На кухне витал ароматный запах травяного чая и запечённых яблок. Баба Шура разливала кипяток по чашкам, Аля скромно сидела в углу стола и размешивала сахар в чашке с черным кофе.

— Так к чему было вранье с учебой заграницей? — спросил я, глядя на девушку.

Когда я видел ее в последний раз, в начале осени, она уже была осунувшейся и грустной, но теперь будто стала старше сразу лет на пять и была бледной, как полотно.

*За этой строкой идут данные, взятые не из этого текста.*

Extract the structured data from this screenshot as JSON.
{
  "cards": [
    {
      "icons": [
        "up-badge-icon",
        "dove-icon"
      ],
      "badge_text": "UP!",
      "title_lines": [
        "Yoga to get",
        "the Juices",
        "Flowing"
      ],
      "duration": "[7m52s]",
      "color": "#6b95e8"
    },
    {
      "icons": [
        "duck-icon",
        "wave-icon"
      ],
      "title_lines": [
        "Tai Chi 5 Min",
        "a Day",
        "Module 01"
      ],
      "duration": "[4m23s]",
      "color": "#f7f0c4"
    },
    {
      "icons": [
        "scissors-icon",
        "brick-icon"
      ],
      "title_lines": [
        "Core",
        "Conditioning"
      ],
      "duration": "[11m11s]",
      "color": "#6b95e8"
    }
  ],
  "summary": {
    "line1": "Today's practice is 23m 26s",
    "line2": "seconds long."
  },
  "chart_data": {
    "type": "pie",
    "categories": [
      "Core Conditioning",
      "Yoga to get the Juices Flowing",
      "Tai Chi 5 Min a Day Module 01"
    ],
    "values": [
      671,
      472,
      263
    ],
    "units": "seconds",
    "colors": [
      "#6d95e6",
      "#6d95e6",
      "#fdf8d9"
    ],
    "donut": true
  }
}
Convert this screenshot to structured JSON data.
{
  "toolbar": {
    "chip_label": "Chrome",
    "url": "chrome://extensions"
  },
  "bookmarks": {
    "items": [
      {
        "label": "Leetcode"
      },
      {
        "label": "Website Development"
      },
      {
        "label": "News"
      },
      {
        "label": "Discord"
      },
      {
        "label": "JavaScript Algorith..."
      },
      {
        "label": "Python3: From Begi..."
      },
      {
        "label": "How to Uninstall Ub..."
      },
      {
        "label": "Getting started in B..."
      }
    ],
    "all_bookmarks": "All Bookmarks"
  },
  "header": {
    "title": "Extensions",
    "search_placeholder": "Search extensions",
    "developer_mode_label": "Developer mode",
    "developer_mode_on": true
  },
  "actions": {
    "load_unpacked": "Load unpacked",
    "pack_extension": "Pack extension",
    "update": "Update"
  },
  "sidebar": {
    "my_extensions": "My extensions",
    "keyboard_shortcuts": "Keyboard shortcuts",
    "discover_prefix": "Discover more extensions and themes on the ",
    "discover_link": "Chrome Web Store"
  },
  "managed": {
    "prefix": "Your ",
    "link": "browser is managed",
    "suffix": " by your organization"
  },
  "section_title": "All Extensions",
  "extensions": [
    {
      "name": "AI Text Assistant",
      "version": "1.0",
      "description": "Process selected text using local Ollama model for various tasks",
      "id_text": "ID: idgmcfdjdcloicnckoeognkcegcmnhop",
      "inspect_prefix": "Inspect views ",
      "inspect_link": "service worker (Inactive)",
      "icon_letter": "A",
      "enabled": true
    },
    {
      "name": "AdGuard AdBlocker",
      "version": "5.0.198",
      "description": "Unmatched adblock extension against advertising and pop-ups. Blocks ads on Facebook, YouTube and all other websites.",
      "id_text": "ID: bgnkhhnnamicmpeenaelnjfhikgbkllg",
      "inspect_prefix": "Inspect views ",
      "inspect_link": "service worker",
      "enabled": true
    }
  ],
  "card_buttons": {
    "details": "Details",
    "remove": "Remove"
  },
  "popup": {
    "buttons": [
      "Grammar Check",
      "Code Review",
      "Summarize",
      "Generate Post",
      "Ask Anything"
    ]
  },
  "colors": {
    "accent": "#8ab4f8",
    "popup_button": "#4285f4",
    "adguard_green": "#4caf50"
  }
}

Баба Шура бросила грустный взгляд на внучку. Налив мне и себе чай, она пробормотала что-то непонятное себе под нос и вышла из кухни, оставив меня наедине с похожей на призрак Алей.

— Если это тайна, то я не настаиваю, чтобы ты ее рассказывала, но если вдруг захочешь поделиться, то знай: я никому ничего не расскажу, — сказал я фразу из какого-то фильма. Там главная героиня боялась рассказать своему парню, что беременна.

Аля подняла на меня взгляд теплых карих глаз. Некоторое время она пристально смотрела на меня, словно пыталась понять, можно ли мне доверять. Когда я уже подумал, что ничего она мне не скажет, девушка тихо произнесла:

— Мое место здесь. Я долго этого не понимала, но после того, как… — Она тяжело сглотнула и, опустив взгляд в чашку с кофе, к которому еще ни разу не притронулась, глухо продолжила: — После того, как погиб мой жених.

— У тебя был жених? — Если бы я умел удивляться, то моя челюсть уже лежала бы на столе. И когда Аля только успела жениха завести? Ни разу ее с ним не видел…

Аля кивнула. Обхватила ладонями чашку и сделала маленький глоток кофе.

— Был. Погиб в автомобильной аварии этим лето. Мы должны были пожениться в следующем году.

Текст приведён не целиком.